À beira de 90% de ocupação dos leitos de unidade de terapia intensiva (UTI) em Porto Alegre, a capacidade de hospitais em atender pacientes em estado muito grave de covid-19 será colocada à prova nos próximos 30 dias, quando a cidade poderá ter um salto nas infecções em razão de celebração do Dia dos Pais e da reabertura do comércio não-essencial.
De acordo com infectologistas, embora Porto Alegre tenha uma quantidade de leitos adequada em relação à população, essa elasticidade pode ser rapidamente rompida se os casos se multiplicarem. Um estudo realizado por Álvaro Krüger Ramos, professor do Departamento de Matemática Pura e Aplicada da Universidade Federal do Rio Grande do Sul (UFRGS), estima que as flexibilizações poderão aumentar o contágio em 300% na Capital.
Hoje, Porto Alegre tem a segunda maior taxa de UTIs em relação à população entre as capitais, atrás apenas de Recife (PE), conforme a prefeitura. A informação também consta no levantamento do portal Dataglass, que reúne dados sobre a covid-19 no Brasil. Em Porto Alegre, os 835 leitos nas redes privada e no Sistema Único de Saúde (SUS) correspondem a 56 para cada 100 mil habitantes.
Destes, 260 foram abertos após a pandemia chegar à cidade - até março, eram 575 UTIs. Conforme a Secretaria da Saúde do município, muitos das novas unidades permanecerão à disposição do sistema público. É o caso das 20 UTIs abertas no Hospital Vila Nova, que ampliaram a capacidade de atendimento do local em 10%.
Em Recife, há 67 leitos para cada 100 mil habitantes. As cidades com maior número de óbitos e que estão com regras mais flexíveis para o funcionamento do comércio e dos serviços aparecem abaixo na lista.
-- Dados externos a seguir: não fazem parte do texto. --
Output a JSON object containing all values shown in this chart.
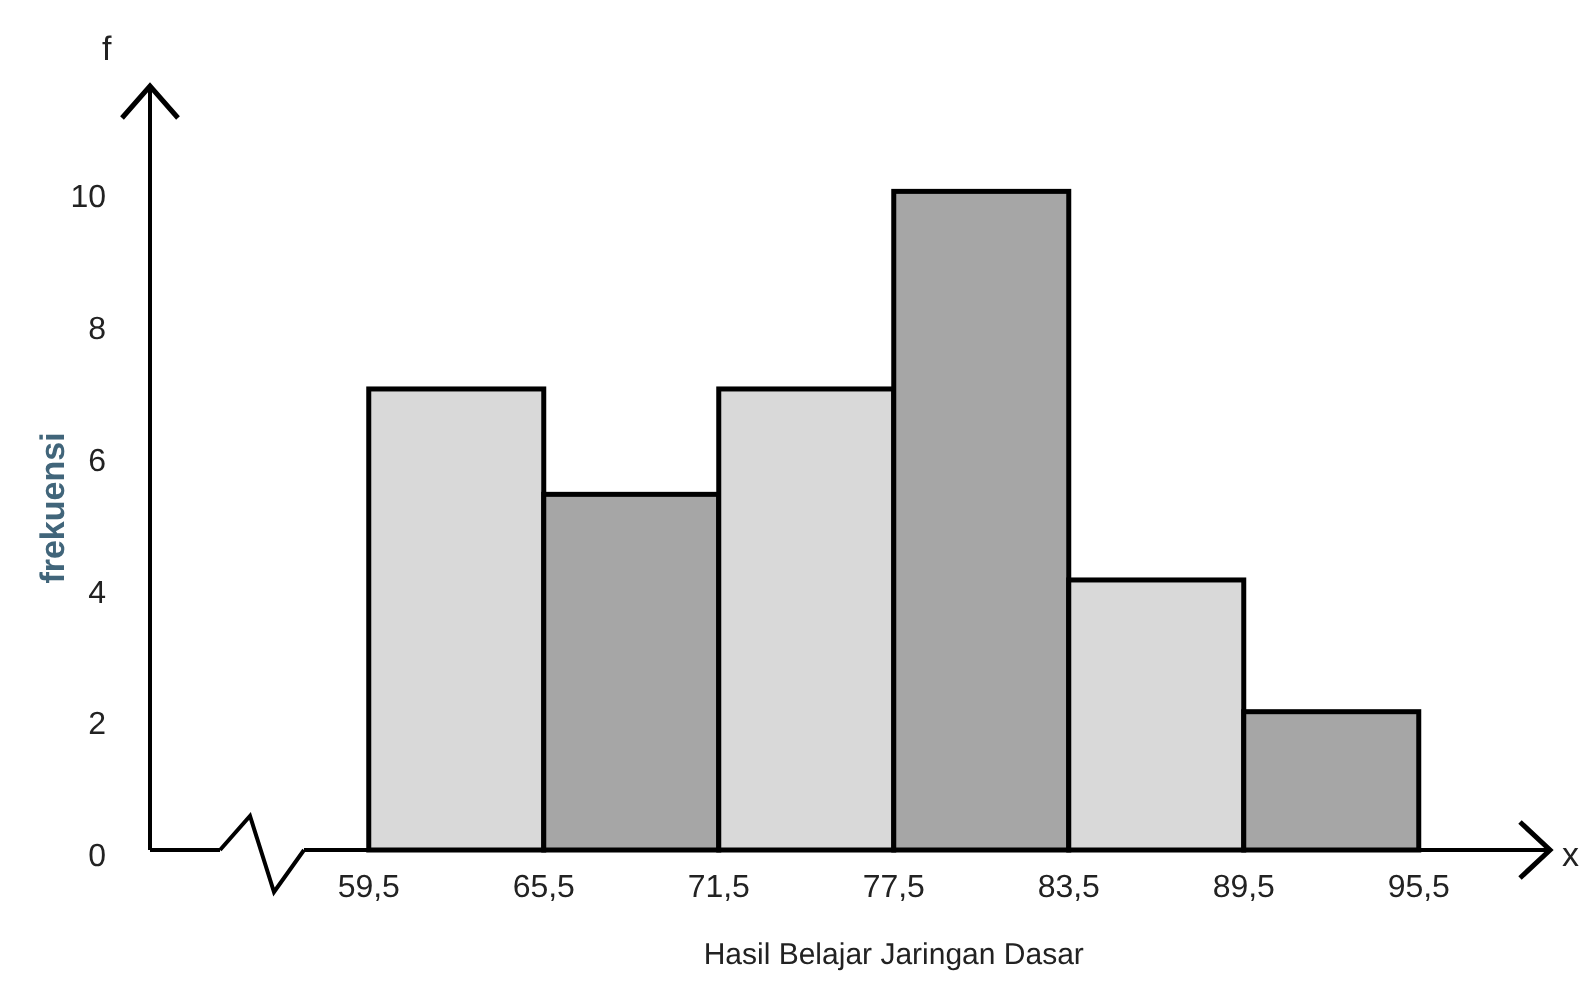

São Paulo tem 38 leitos por 100 mil e Rio de Janeiro, 48 por 100 mil.
— Os números seriam ótimos se não estivéssemos falando de uma época de pandemia — pondera o chefe do Serviço de Infectologia do Hospital de Clínicas de Porto Alegre, Eduardo Sprinz. — Se serão suficientes para suportar uma nova pressão do coronavírus em Porto Alegre, isso veremos a partir das próximas semanas — completa.
O cálculo de infectologista é que os resultados das reuniões familiares do último final de semana para comemorar o Dia dos Pais e o aumento de fluxo de pessoas pelas ruas com as flexibilizações para o comércio e os serviços chegará entre 20 de agosto e 10 de setembro.
— Não podemos esquecer que Porto Alegre recebe muitos pacientes da Região Metropolitana e do Vale do Sinos. Na prática, a população que depende dos leitos pelo menos duplica em relação aos moradores da cidade — observa Sprinz.
Conforme o Instituto Butantan, de São Paulo, a recomendação da Organização Mundial da Saúde (OMS) em tempos normais é de 10 a 30 leitos de UTI para cada 100 mil habitantes. Em Nova York, a quantidade de leitos para enfrentar a covid-19 ficou nesta faixa, em 25 para cada 100 mil. Em Wuhan, epicentro da covid-19 na China, existem 24 leitos para o mesmo volume.
O secretário de Saúde da Capital, Pablo Stürmer, avalia que esses indicadores mostram que Porto Alegre está preparada para um eventual aumento na quantidade de internações. Embora a ocupação esteja em 89,9% nesta terça-feira (11), ele afirma que Porto Alegre ainda tem uma capacidade excedente de pelo menos 80 leitos de UTI para caso de necessidade.
— Reforçamos as estruturas de atendimento no hospitais como Clínicas, Santa Casa, Restinga e Divina Providência para dar conta da demanda na pandemia. Não tivemos nenhum óbito na cidade por falta de leito — reforça.
O infectologista Ronaldo Hallal, membro do Comitê da Covid-19 da Sociedade Riograndense de Infectologia, acrescenta que, embora se use os leitos de UTI como indicador para avaliar se a cidade está preparada para enfrentar a covid-19, esse número, isoladamente, não é determinante.
Ele afirma que é preciso levar em conta a quantidade de médicos, enfermeiros, medicamentos e equipamentos para ventilação mecânica e hemodiálise para tratar um volume maior de doentes durante a pandemia.
— Isso tudo não aumenta na mesma medida em que os leitos. É preciso ter uma análise mais ampla sobre a proteção à vida. Porto Alegre está com as condições de atendimento próximas à exaustão, ainda assim a cidade continua dando margem para que o contágio se amplie — afirma Hallal, em crítica à flexibilização das medidas de distanciamento social.